Saleh mengatakan, meski pelaksanaan MBG sejauh ini menunjukkan perkembangan positif dan terus didorong untuk diperluas, ketersediaan bahan pangan bergizi sebagai penopang utama program belum sepenuhnya siap. Salah satu yang paling krusial adalah susu.
“Susu punya peran penting dalam mendukung pertumbuhan dan kecerdasan anak. Karena itu, keberadaannya dalam program gizi tidak boleh diabaikan,” ujar Saleh saat kunjungan kerja Komisi VII DPR RI ke PT Frisian Flag Indonesia di Cikarang, Jawa Barat, Kamis (5/2/2026).
Dalam kunjungan tersebut, Komisi VII meninjau langsung kapasitas industri pengolahan susu nasional. Dari hasil pengamatan, Saleh menilai terdapat kesenjangan yang signifikan antara kebutuhan nasional dan kemampuan produksi saat ini.
Ia mengungkapkan, jika kebutuhan susu nasional diperkirakan mencapai sekitar 66 juta, sementara kapasitas produksi baru di kisaran 20 juta, maka terdapat defisit pasokan yang cukup besar dan harus segera diatasi.
“Artinya masih ada kekurangan sekitar 40 juta. Ini tidak bisa dibiarkan, pemerintah harus hadir untuk menutup celah tersebut,” tegasnya.
Saleh menilai, penguatan konsumsi pangan bergizi melalui MBG secara otomatis menuntut kesiapan industri pengolahan susu yang tangguh dan berkelanjutan. Program tersebut tidak hanya membutuhkan produk akhir, tetapi juga ekosistem industri yang mampu menjamin kualitas, kontinuitas pasokan, serta keterhubungan dengan sumber bahan baku dalam negeri.
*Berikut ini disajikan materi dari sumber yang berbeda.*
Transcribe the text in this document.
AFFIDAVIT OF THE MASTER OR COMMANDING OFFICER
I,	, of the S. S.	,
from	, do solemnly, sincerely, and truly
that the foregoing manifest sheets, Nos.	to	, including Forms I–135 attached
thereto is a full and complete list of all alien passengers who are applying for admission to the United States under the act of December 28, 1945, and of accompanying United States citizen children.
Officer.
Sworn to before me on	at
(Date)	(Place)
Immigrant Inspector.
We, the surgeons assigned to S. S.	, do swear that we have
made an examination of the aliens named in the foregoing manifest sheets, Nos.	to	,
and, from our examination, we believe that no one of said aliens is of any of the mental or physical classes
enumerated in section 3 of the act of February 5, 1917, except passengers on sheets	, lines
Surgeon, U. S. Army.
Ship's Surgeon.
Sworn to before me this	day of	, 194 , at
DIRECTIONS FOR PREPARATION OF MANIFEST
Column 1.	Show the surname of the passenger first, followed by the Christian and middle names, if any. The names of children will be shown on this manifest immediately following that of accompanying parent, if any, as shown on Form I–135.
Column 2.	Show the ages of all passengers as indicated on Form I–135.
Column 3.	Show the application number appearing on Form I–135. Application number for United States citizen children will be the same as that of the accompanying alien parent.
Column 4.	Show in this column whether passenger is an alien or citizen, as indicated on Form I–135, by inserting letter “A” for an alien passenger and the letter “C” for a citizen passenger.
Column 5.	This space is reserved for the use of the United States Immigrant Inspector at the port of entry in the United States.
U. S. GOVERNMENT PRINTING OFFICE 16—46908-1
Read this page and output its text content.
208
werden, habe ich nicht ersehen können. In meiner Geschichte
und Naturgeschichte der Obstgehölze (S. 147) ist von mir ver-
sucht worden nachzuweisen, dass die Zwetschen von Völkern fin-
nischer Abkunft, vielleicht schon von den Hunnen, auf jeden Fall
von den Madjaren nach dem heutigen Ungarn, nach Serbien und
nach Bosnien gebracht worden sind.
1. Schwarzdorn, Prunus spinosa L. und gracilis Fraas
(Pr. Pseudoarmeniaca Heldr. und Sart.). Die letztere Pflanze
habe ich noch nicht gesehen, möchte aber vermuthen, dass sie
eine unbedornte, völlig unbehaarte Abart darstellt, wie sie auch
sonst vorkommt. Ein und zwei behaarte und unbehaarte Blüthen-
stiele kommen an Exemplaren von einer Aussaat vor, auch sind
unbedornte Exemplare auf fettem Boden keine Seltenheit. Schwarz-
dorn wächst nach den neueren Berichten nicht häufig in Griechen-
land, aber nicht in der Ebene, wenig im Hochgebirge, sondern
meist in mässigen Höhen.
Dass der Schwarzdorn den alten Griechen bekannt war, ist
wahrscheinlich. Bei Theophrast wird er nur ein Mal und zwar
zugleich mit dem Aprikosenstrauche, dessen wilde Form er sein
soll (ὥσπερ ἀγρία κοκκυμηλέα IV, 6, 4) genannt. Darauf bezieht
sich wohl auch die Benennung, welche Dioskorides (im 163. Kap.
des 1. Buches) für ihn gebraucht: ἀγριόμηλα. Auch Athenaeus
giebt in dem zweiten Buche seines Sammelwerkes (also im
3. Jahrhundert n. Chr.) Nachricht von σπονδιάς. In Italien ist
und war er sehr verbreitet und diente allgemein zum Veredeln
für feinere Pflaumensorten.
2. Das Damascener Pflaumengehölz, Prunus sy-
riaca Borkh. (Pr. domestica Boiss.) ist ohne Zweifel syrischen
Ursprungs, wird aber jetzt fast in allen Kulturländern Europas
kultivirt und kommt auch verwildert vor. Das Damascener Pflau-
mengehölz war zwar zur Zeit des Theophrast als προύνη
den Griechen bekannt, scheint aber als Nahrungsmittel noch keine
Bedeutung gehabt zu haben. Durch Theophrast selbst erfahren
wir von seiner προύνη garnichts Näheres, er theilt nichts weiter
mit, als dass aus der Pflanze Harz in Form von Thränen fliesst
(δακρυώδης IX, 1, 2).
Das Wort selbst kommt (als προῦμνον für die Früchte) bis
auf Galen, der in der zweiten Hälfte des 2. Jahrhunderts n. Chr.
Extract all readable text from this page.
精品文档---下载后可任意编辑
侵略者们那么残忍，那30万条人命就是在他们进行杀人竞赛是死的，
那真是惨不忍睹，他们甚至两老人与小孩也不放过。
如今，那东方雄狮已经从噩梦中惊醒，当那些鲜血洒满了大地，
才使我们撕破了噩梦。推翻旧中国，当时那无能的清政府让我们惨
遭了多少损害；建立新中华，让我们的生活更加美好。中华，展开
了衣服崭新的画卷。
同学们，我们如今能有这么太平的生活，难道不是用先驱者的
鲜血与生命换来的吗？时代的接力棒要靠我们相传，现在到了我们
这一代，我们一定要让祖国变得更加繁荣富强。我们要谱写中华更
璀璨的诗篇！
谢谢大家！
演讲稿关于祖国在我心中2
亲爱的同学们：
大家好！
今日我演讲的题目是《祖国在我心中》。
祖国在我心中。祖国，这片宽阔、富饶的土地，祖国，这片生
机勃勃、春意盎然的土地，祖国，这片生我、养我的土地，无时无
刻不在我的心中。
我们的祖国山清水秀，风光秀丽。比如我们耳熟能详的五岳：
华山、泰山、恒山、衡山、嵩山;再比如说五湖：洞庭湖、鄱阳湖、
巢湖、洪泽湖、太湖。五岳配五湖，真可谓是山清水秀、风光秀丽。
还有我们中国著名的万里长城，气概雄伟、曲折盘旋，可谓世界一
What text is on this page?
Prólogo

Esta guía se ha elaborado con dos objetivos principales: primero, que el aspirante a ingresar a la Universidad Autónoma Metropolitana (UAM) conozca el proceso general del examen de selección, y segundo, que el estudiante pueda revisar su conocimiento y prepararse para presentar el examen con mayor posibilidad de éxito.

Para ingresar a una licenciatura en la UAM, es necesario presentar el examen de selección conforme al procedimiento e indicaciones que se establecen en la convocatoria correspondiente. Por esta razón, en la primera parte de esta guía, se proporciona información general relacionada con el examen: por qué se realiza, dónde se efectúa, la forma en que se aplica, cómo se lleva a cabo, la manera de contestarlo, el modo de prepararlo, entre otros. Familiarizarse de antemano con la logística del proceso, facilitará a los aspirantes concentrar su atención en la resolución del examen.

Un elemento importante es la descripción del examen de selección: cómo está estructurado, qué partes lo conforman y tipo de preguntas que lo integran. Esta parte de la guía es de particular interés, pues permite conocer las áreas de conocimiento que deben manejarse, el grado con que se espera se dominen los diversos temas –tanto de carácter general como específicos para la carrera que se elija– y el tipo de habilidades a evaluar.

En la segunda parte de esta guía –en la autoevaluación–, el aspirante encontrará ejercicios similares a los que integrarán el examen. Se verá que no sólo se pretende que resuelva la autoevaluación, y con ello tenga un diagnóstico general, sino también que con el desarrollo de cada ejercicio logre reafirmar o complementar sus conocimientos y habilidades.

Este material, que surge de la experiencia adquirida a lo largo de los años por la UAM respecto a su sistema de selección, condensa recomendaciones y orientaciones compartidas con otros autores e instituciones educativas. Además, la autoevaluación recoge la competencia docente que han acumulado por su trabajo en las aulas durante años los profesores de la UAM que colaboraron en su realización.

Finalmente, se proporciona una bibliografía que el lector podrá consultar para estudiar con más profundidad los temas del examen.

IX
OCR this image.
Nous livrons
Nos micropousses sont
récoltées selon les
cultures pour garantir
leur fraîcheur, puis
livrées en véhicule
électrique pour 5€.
Keterbatasan pasokan ini, lanjut Saleh, berdampak langsung pada rendahnya konsumsi susu anak-anak Indonesia. Ia menyayangkan fakta bahwa konsumsi susu belum menjadi kebiasaan harian, melainkan masih berkisar beberapa kali dalam seminggu.
“Kondisi ini tentu tidak ideal jika kita ingin meningkatkan kualitas gizi generasi muda,” ujarnya.
Karena itu, Saleh mempertanyakan strategi konkret pemerintah untuk mengatasi defisit pasokan susu nasional. Ia menyebut sejumlah opsi yang bisa ditempuh, mulai dari mendorong masuknya investasi baru, meningkatkan kapasitas industri yang sudah ada, hingga merumuskan kebijakan insentif yang lebih progresif.
Selain sektor industri, Saleh juga menekankan pentingnya peningkatan kualitas peternak sapi perah lokal. Menurutnya, masih banyak hasil susu peternak yang belum memenuhi standar industri sehingga tidak terserap optimal.
“Di sini peran pemerintah sangat penting, terutama dalam memberikan pendampingan, pendidikan, dan peningkatan profesionalisme peternak agar kualitas susunya bisa diterima industri,” katanya.
Ia menegaskan, pemenuhan kebutuhan susu nasional harus dilakukan secara terintegrasi, sejalan dengan visi Asta Cita Presiden Prabowo, sekaligus menjadi peluang untuk memperkuat kemandirian pangan, menciptakan lapangan kerja, dan menumbuhkan industri berbasis sumber daya dalam negeri.